"I love you Dex, I really do. I just don't like you anymore."
One Day is filmed with a lot of beauty and manages to evoke plenty of emotion and heart, it’s just a shame that some of the character’s bring the whole ensemble down.
Based on David Nicholls best seller, One Day centres on the lives of Dexter Mayhew (Jim Sturgess) and Emma Morley (Anne Hathway) on the 15th July of each year. The first thing I will mention is that this book is by far my favourite of this year. It is so wonderfully written with very real, relatable characters that spark emotion at each turn. I obviously didn’t love the film in the same way, but nonetheless I very much enjoyed it.
Director Lone Scherfig managed to really capture the essence of the book, projecting the same heart that Nicholls created. The story itself is a genuinely original and beautiful idea. Seeing two friends live their lives through a series of portholes each year is a really clever way of shifting time but allowing us to still keep close and up to date with the characters relationship. Although Dexter and Emma deeply care for one another, their paths move in very different directions through the trials and tribulations of life. It is this turbulence that keeps up desperate for the characters to stay connected with each other. It’s an important empathetic aspect that the audience can’t help but feel which really allows us to deeply involve ourselves in both Emma and Dexter’s life. We need to possess this in order to gain the full impact of the film.
The acting is probably the worst part about this film. On the whole, Jim Sturgess did a fantastic job. He is a very attractive male and looks-wise is everything Dexter should be. I thought he played his part well, he was pompous and arrogant to start with which rightfully made us dislike his character, but later managed to mature into a character most women would love to have in their life. My only qualm with him would be the accent he put on in his younger years. He came across as an upper class snob which I felt didn’t particularly suit his character.
Anne Hathway however was something else. There is no way in hell this part should have been hers. Physically, she is everything Emma Morley should be and in hindsight, that is probably the only reason she got the role. Her attempt at a Yorkshire accent is possibly one of the worst things I have heard in my life. She starts off with a really posh southern accent with American twinges, and occasionally throws in a really broad Yorkshire sentence. It is physically impossible not to notice this and as a result is really distracting to the rest of her performance. This is such a big disappointment to me mainly because I related to Emma’s character so much in the book and completely loved her because of it, but I struggled to keep that same level of affection for her in the film because of Hathway. Why they couldn’t have cast a British actress I really don’t know.
Rafe Spall who played Ian Whitehead, Emma’s love interest, really surprised me. He really stood out above the rest with his genuinely great performacne. He was nothing like I had initially imagined him to be, but that didn’t seem to matter when watching the film because Spall managed to make Whitehead better.

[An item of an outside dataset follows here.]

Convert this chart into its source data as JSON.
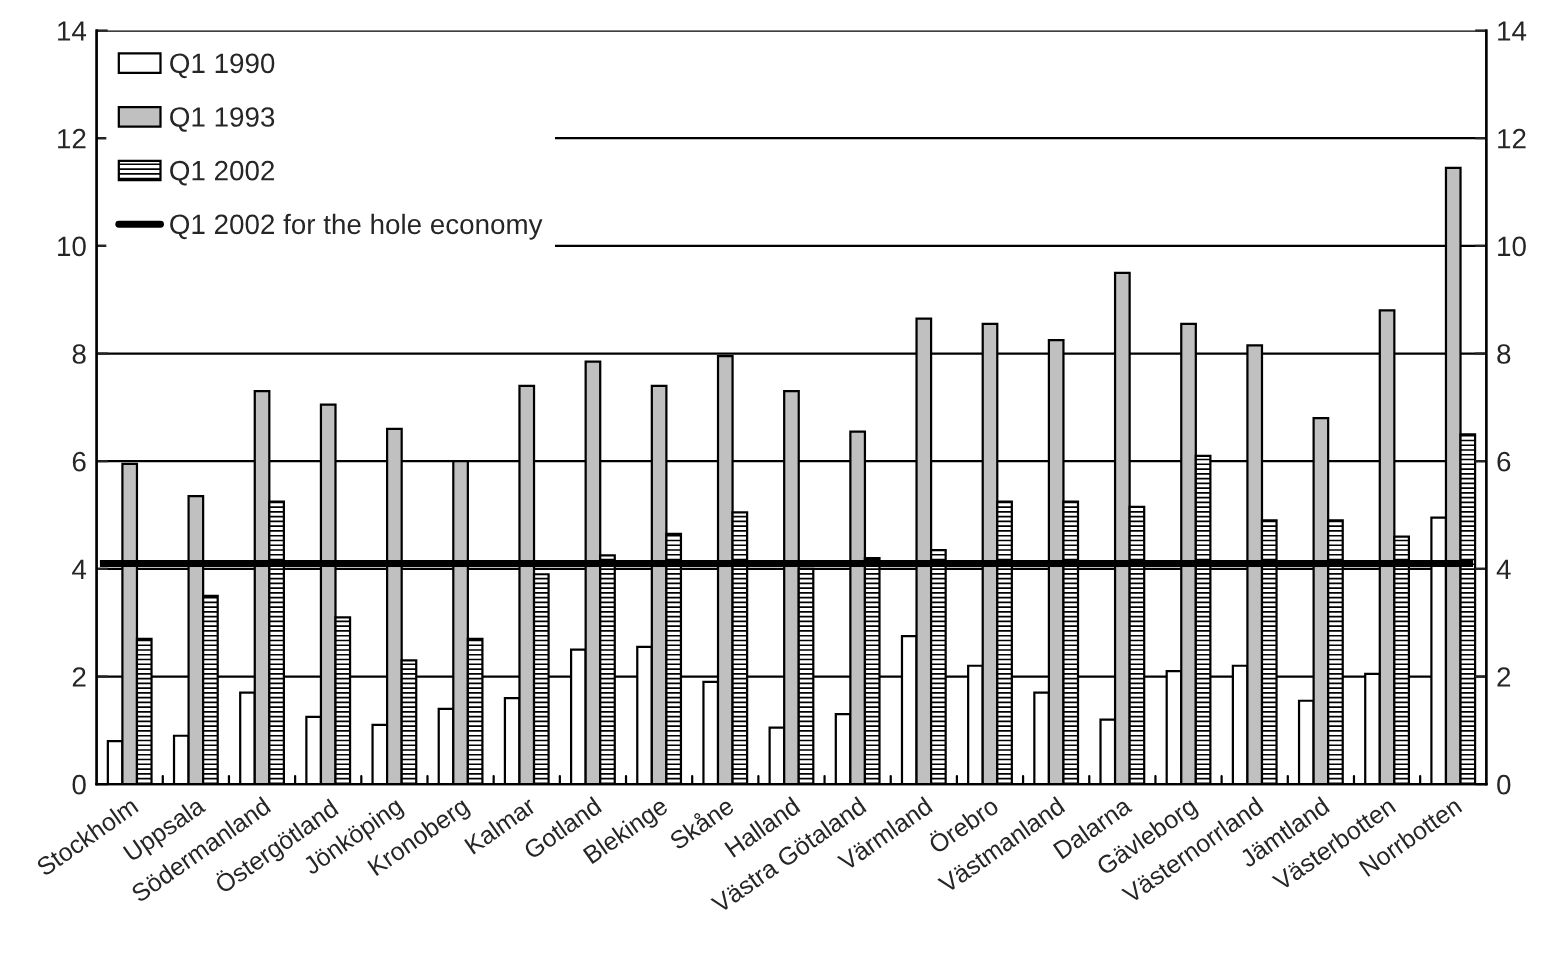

I’ve got to give a lot of praise to make up team as well. The transformation they gave Dexter throughout the 23years was just brilliant. The change each year was subtle enough that it didn’t feel like a big deal but it effectively managed to demonstrate the state his life was in. As I’ve stated before, Jim Sturgess is a very attractive man, and for them to make him seem unappealing in a really slight way is truly remarkable.
The ending of the film is very true to the book. Although it didn’t spark as much emotion as the book (I sat and cried for 10minutes straight after I had finished it) it still generated a pretty hefty amount – my mascara stained tissue is proof of that! The ending moved me in a similar way to the book which in my experience of adaptations is a hard thing to recreate. I think a lot of the reason this adaptation felt like it worked, was because David Nicholls wrote the screenplay himself. I think that was a really smart move because he obviously knows the essence of the story more than anyone.
Whilst this isn’t your usual love story and probably will never make it into your favourites. It is still a very worthy effort. I really don’t think this will appeal to everyone but it won’t disappoint those who have read the book (shame the same can’t be said for PS I Love You and The Time Traveller’s Wife...) It’s an emotional story and one where you’re willing things to work out for the characters you like so much. A good effort by Scherfig and a good watch.